Una arteria en la frente de Gullick empezó a palpitar.

– ¿Tenemos ya comunicación? -preguntó Gullick.

– Sí, señor. La interferencia ha cesado.

– ¿Tiene contacto con el centro de ingeniería?

– Sin respuesta, señor.

– Envíe el platillo cuatro a comprobarlo. ¡Rápido!

Gullick apartó la vista bruscamente de la pantalla y fue hacia el ascensor. Quinn se relajó levemente cuando las puertas se cerraron tras el general y pudo transmitir las órdenes.

De repente, el agitador salió disparado hacia el oeste, y el escenario del hangar permaneció inmóvil en un punto muerto entre las armas de los hombres de Nightscape y la protección provisional de la doctora Duncan.

Una gran silueta salió del hangar, precedida por una sombra larga provocada por la luz roja que tenía detrás. El general Gullick avanzaba y miraba a su lado.

– Muy bonito. Muy bonito. -Miró fijamente a Duncan-. Seguro que tendrá una explicación para todo el circo que ha organizado.

– Y yo estoy segura de que tendrá una respuesta ante el intento de abatir mi helicóptero -replicó.

– La ley me autoriza a utilizar la muerte si es preciso para salvaguardar esta instalación -dijo Gullick-. Usted es quien ha violado la ley al entrar en un espacio aéreo restringido y no haber respondido al ser requerida para ello.

– ¿Y qué me dice de Dulce, general? -replicó Duncan-. ¿Qué hay del general Hemstadt, ex miembro de la Wehrmacht? ¿Y de Paperclip? ¿Dónde está el capitán Turcotte?

Kelly observó el cambio que sobrevenía a Gullick y se dispuso a detener el discurso de la doctora Duncan.

Cuando terminó de teclear, Turcotte vio una luz brillante que salía del este a través de la red de camuflaje. Aquella era la misma luz que había visto en su primera noche allí. El agitador se detenía a unos doce metros de altura y aterrizaba. Un hombre salió de la escotilla superior con un arma en mano.

Duncan y Gullick dejaron de discutir al oír una nueva voz.

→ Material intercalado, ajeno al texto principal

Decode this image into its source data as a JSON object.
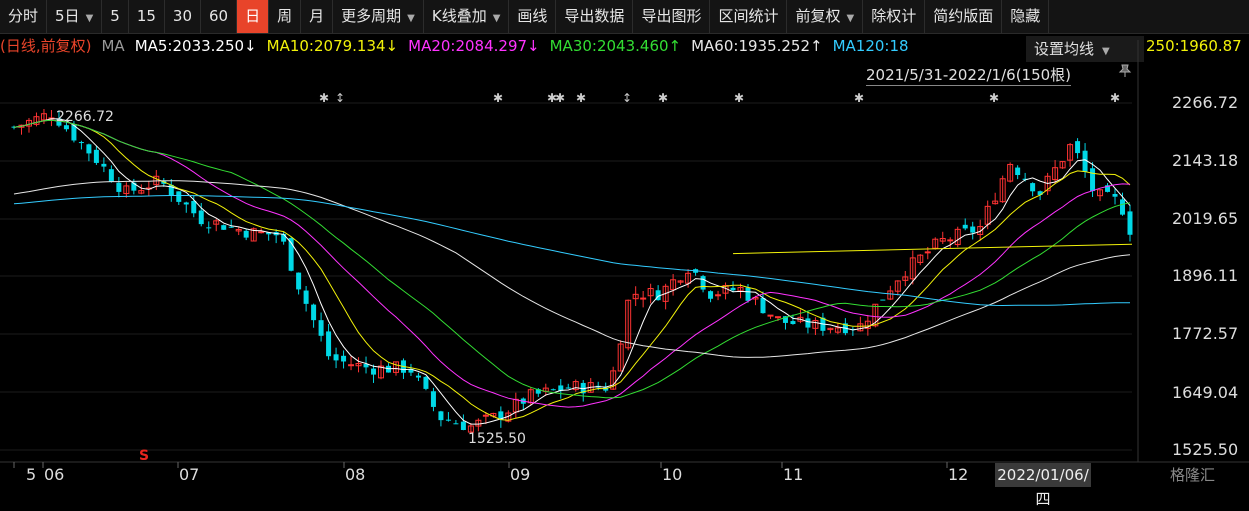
{
  "toolbar": {
    "items": [
      "分时",
      "5日",
      "5",
      "15",
      "30",
      "60",
      "日",
      "周",
      "月",
      "更多周期",
      "K线叠加",
      "画线",
      "导出数据",
      "导出图形",
      "区间统计",
      "前复权",
      "除权计",
      "简约版面",
      "隐藏"
    ],
    "active_index": 6
  },
  "info": {
    "mode": "(日线,前复权)",
    "ma_label": "MA",
    "ma5": "MA5:2033.250↓",
    "ma10": "MA10:2079.134↓",
    "ma20": "MA20:2084.297↓",
    "ma30": "MA30:2043.460↑",
    "ma60": "MA60:1935.252↑",
    "ma120": "MA120:18",
    "ma_tail": "250:1960.87",
    "ma_panel_label": "设置均线",
    "date_range": "2021/5/31-2022/1/6(150根)"
  },
  "colors": {
    "up": "#ff3333",
    "down": "#00d8e6",
    "ma5": "#ffffff",
    "ma10": "#f2f20a",
    "ma20": "#ff33ff",
    "ma30": "#33dd33",
    "ma60": "#e6e6e6",
    "ma120": "#33ccff",
    "ma250": "#f2f20a"
  },
  "chart_data": {
    "type": "candlestick",
    "y_ticks": [
      "2266.72",
      "2143.18",
      "2019.65",
      "1896.11",
      "1772.57",
      "1649.04",
      "1525.50"
    ],
    "ylim": [
      1525.5,
      2266.72
    ],
    "x_ticks": [
      "5",
      "06",
      "07",
      "08",
      "09",
      "10",
      "11",
      "12"
    ],
    "max_label": "2266.72",
    "min_label": "1525.50",
    "current_date": "2022/01/06/四"
  },
  "watermark": "格隆汇"
}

– Ustedes dos no entienden nada -chilló Nabinger. Tenía un aspecto salvaje y mantenía en alto la tabla rongorongo-. Ninguno de los dos. -Señaló hacia el hangar-. No saben lo que tienen ahí dentro ni de dónde proviene. No entienden nada de todo esto.

Gullick cogió una metralleta de uno de los guardas de Nightscape.

– No, no lo entiendo, pero usted tampoco lo conseguirá jamás. -Apuntó con el cañón a la doctora Duncan.

– Ha ido demasiado lejos -dijo la doctora.

– Acaba de firmar su certificado de defunción, señora. Ha dicho demasiado y sabe ya demasiado.

Tenía ya el dedo en el gatillo cuando lo cegó el brillo de un foco de búsqueda brillante. El agitador número cuatro se había colocado detrás del grupo de Duncan sin hacer ningún ruido.

– ¡Venid aquí! -exclamó Turcotte desde la escotilla que había en la parte superior del platillo.

– ¡Vámonos! -dijo Kelly tomando a Duncan por los hombros y empujándola hacia el agitador. Los demás las siguieron.

Turcotte vio que Gullick levantaba el cañón de su metralleta y apuntaba hacia él.

– Hágalo y yo activaré las cargas -exclamó Turcotte mostrando en lo alto el detonador remoto del hangar dos.

Gullick se quedó helado.

– ¿Qué ha hecho?

– Un pequeño ajuste en la secuencia, no creo que vaya a funcionar del modo en que le habría gustado a usted -dijo Turcotte controlando a su gente mientras avanzaban hacia él y subían por el lado del disco.

– ¡No puede hacer eso! -chilló Gullick.

– No lo haré si nos permite marcharnos de aquí -prometió Turcotte.

– Váyanse -ordenó el general Gullick haciendo un gesto a sus hombres de seguridad.

Turcotte se hizo a un lado de modo que permitió que los demás pudieran pasar por la escotilla. Cuando estuvieron todos a bordo, entró en el interior y cerró la escotilla tras él.

– ¡Despegamos! -chilló al piloto.

En tierra Gullick se agitó.

– Quiero que el Aurora esté listo para despegar ahora mismo.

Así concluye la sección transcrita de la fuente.